Немного постояв на пороге, я двинулся вглубь поселка. Потом подумал, что надо было прочесть указатель. Но по глубокому снегу и в моем состоянии возвращаться на окраину было не очень интересной идеей, так что решил, что уточню название на выходе. Да и что оно могло дать мне? Я не силен в местной топографии, а КПК накрылся.
По обеим сторонам улицы стояли полуразрушенные дома. Кирпичных не было вовсе, только бревенчатые. Черт возьми, а они потом будут хвалить коммунистов, тогда как при Союзе даже не могли себе позволить поставить нормальный, кирпичный дом! Сейчас бы кирпичные стены куда как сподручнее были. Развел костер у самой стены — камень будет нагреваться и долго тепло сохранять. Прислонился к нему — будто у печки сел. А дерево, пожалуй, и вовсе загореться может.

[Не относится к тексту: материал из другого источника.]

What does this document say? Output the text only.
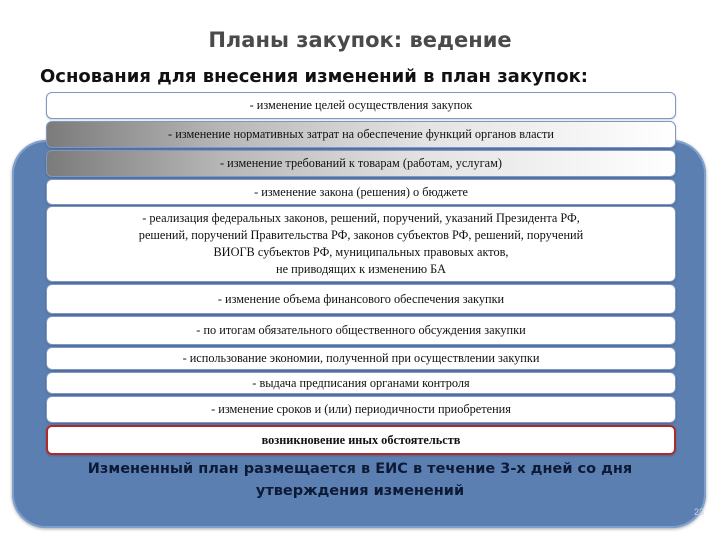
Планы закупок: ведение
Основания для внесения изменений в план закупок:
- изменение целей осуществления закупок
- изменение нормативных затрат на обеспечение функций органов власти
- изменение требований к товарам (работам, услугам)
- изменение закона (решения) о бюджете
- реализация федеральных законов, решений, поручений, указаний Президента РФ,
решений, поручений Правительства РФ, законов субъектов РФ, решений, поручений
ВИОГВ субъектов РФ, муниципальных правовых актов,
не приводящих к изменению БА
- изменение объема финансового обеспечения закупки
- по итогам обязательного общественного обсуждения закупки
- использование экономии, полученной при осуществлении закупки
- выдача предписания органами контроля
- изменение сроков и (или) периодичности приобретения
возникновение иных обстоятельств

Измененный план размещается в ЕИС в течение 3-х дней со дня
утверждения изменений

23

Тут ясная мысль поразила меня: зачем я ищу какой-то дом, когда можно вернуться в сарай и там перекантоваться? Надо же быть таким идиотом, чтобы не увидеть явного под носом! Пришлось возвращаться. Впрочем, отойти я успел не так далеко, так что еще через полчаса уже переваливал себя через снеговой хребет внутрь сарая. Пусть не закрытое со всех сторон, но все же помещение и с крышей. Пока необходимо согреться и набраться сил до ночи, а там уж и более подходящее убежище подыскать, чтобы и от ночных хищников укрыться, и от Пластыря. Если вдруг сунется. А в том, что нам еще предстоит встретиться, я отчего-то не сомневался. Не затем они наемнику платили, чтобы так просто упустить столь опасного для них человека.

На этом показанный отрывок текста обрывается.